Although many people could benefit from cell therapy, many can’t get it. “The entire industry is focused on ensuring safety while increasing accessibility,” says Evan Zynda, PhD, senior staff scientist at Thermo Fisher Scientific. “When it comes to developing and manufacturing cell therapies, the main challenges to these goals are manufacturing inefficiencies, complex and manual processes that require human intervention and introduce failure modes, and a lack of standardized workflows for manufacturing, especially as emerging modalities are still being defined.”
Eventually, Zynda hopes to see cell therapies manufactured completely in a closed and automated process. “This will require physical and digital integration,” he says. “In order to close the system, all of the hardware within the process must be physically connected, most commonly using weldable tubing, luer locks, or similar solutions.”

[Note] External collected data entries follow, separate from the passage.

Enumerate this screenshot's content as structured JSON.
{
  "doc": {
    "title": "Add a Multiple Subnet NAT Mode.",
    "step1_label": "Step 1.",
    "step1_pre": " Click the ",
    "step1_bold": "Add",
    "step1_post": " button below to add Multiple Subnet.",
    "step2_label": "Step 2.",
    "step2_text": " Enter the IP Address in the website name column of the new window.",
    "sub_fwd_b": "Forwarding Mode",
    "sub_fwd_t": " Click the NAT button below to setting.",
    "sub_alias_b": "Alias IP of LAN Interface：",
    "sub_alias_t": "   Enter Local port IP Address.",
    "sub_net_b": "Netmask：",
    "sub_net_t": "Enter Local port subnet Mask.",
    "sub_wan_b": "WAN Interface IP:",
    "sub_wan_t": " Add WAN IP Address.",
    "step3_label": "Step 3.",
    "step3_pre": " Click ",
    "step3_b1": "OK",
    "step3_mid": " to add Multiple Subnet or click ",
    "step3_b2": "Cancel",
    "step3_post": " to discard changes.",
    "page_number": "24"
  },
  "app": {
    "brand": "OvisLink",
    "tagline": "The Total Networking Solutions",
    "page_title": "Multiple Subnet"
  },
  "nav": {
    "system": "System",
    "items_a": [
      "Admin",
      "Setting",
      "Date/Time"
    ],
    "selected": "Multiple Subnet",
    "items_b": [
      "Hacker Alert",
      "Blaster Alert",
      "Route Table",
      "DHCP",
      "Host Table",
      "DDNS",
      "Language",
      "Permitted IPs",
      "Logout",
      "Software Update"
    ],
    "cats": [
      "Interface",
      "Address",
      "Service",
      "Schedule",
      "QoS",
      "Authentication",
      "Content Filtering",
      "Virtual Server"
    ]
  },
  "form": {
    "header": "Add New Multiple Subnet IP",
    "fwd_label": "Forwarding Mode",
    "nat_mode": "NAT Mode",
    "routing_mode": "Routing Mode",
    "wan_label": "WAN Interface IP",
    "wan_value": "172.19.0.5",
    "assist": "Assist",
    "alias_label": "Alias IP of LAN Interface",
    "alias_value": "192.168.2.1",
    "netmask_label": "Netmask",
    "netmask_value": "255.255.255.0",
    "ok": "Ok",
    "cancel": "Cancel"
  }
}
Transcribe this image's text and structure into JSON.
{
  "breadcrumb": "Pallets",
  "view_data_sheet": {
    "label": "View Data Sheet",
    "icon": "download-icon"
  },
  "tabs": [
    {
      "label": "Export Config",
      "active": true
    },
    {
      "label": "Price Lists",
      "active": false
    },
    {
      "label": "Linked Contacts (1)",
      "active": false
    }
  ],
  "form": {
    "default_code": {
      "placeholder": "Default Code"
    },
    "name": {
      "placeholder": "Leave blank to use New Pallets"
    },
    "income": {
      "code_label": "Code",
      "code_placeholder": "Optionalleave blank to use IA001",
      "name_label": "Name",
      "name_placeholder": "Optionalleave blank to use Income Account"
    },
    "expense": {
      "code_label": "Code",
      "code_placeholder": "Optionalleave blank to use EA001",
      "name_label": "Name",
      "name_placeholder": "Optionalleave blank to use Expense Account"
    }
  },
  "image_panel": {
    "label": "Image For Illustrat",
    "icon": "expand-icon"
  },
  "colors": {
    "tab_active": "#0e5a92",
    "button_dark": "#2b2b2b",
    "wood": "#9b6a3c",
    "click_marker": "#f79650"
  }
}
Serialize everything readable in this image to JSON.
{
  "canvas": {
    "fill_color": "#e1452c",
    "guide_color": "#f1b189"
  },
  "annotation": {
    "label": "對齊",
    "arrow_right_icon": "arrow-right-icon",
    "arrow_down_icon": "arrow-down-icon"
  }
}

Digitally connecting all the steps is an even bigger challenge. “You not only need to build in the liquid-handling capabilities to physically transport the cell solution from step to step, but you also need to implement means by which the process progresses automatically without human intervention,” Zynda explains. Today, even automated processes in making cell therapies require some monitoring. “As the field progresses, the aim is to gradually eliminate the need for this layer of personal monitoring, instead using in-line sensing and/or auto-sampling to govern feedback control of the system and dictate necessary adjustments in real time,” Zynda says.
As this field evolves and gains speed with automation, more patients might be treated, and they all could more quickly receive cell therapies.